Jaring kejahatan Yakuza

. Jumat, 11 Januari 2013

Website Susilo Bambang Yudhoyono Berubah Tampilan. Jaring kejahatan Yakuza memang benar-benar menyentuh semua lapisan. Semua usaha dijalankan untuk mendapatkan uang, termasuk melalui usaha prostitusi. Penggerebekan dunia malam dengan ujung penangkapan perempuan asing di Jepang biasanya memiliki cerita yang sama. Datang ke Jepang secara ilegal, ingin mencari uang, diperas atau diperalat Yakuza, dan terpaksa mencari uang di dunia malam.

Para perempuan ini akhirnya terjebak dan berusaha mencari uang sebanyak mungkin kalau bisa hingga jutaan yen supaya paspornya bisa dikembalikan pihak Yakuza.

Tidak heran jika pernah ada seorang perempuan Indonesia, kelahiran Pontianak, menjadi istri seorang Yakuza di Jepang.

Para perempuan penghibur asing biasanya meminta bayaran kepada tamunya sekitar 12.000 yen atau sekitar Rp 1,4 juta sejam plus minuman keras yang diminum bersama tamu, ungkap sumber penulis.

"Tentu saja termasuk urusan persetubuhan," ujar sumber itu menambahkan.

Hal serupa diungkapkan juga oleh penulis lepas Yukio Murakami yang ditulis pada tabloid Nikkan Gendai 25 Januari 2012.

"Inilah perbudakan putih zaman sekarang, satu cara meraup uang dengan mudah oleh para sindikat kejahatan dengan memakai perempuan asia seperti Thailand dan Filipina. Dipekerjakan di snack (sunaku kurabu), club, atau tempat pemandian air panas di daerah-daerah agar jauh dari polisi. Lalu, bagi perempuan yang bekerja paling-paling hanya diberikan uang untuk memberi makanan boks atau bento dan kosmetik untuk mereka berdandan cantik," demikian Murakami.

Perbudakan zaman sekarang itu tak ubahnya sapi perahan. Para perempuan itu seolah membayar pinjaman kredit karena paspor mereka ditahan Yakuza. Mereka tak boleh ke mana-mana dan pasti akan dikuntit dari jauh kalau pergi ke luar kediamannya sehingga kecil kemungkinan mereka bisa kabur.

"Apabila perempuan itu cukup cantik dan banyak tamunya, suatu waktu pasti dibuat alasan dibuat-buat, misalnya tamunya komplain pelayanan tidak bagus sehingga si perempuan didenda cukup banyak.

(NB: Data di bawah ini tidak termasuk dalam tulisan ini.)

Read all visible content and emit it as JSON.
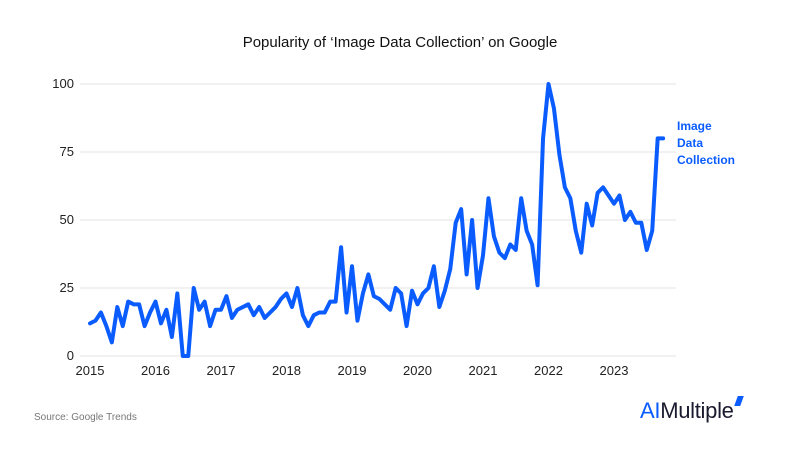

Akibatnya, jumlah uang tabungannya tak penuh-penuh dan paspor tak bisa diterimanya kembali. Itu memang akal-akalan bulus para sindikat kejahatan di Jepang," kata sumber itu lagi.

Banyak sekali kasus demikian terjadi di Jepang. Yang pasti semua itu terjadi karena memang pada hakikatnya sang perempuan kurang berusaha untuk kabur kalau memang tidak mau dipekerjakan demikian. Atau, memang mereka sudah pasrah dan lebih memilih uang sehingga bersedia melakukan pekerjaan itu.

"Walau kita bekerja begini, masih lebih lumayan dapat uang cukup banyak jika dirupiahkan, bisa menabung sedikit dan bisa kirim uang sedikit kepada keluarga di Indonesia daripada kerja di Indonesia, rasanya susah banget dapat uang," ungkap seorang perempuan Indonesia yang bekerja di sebuah bar, klub malam di Shinjuku, kepada penulis.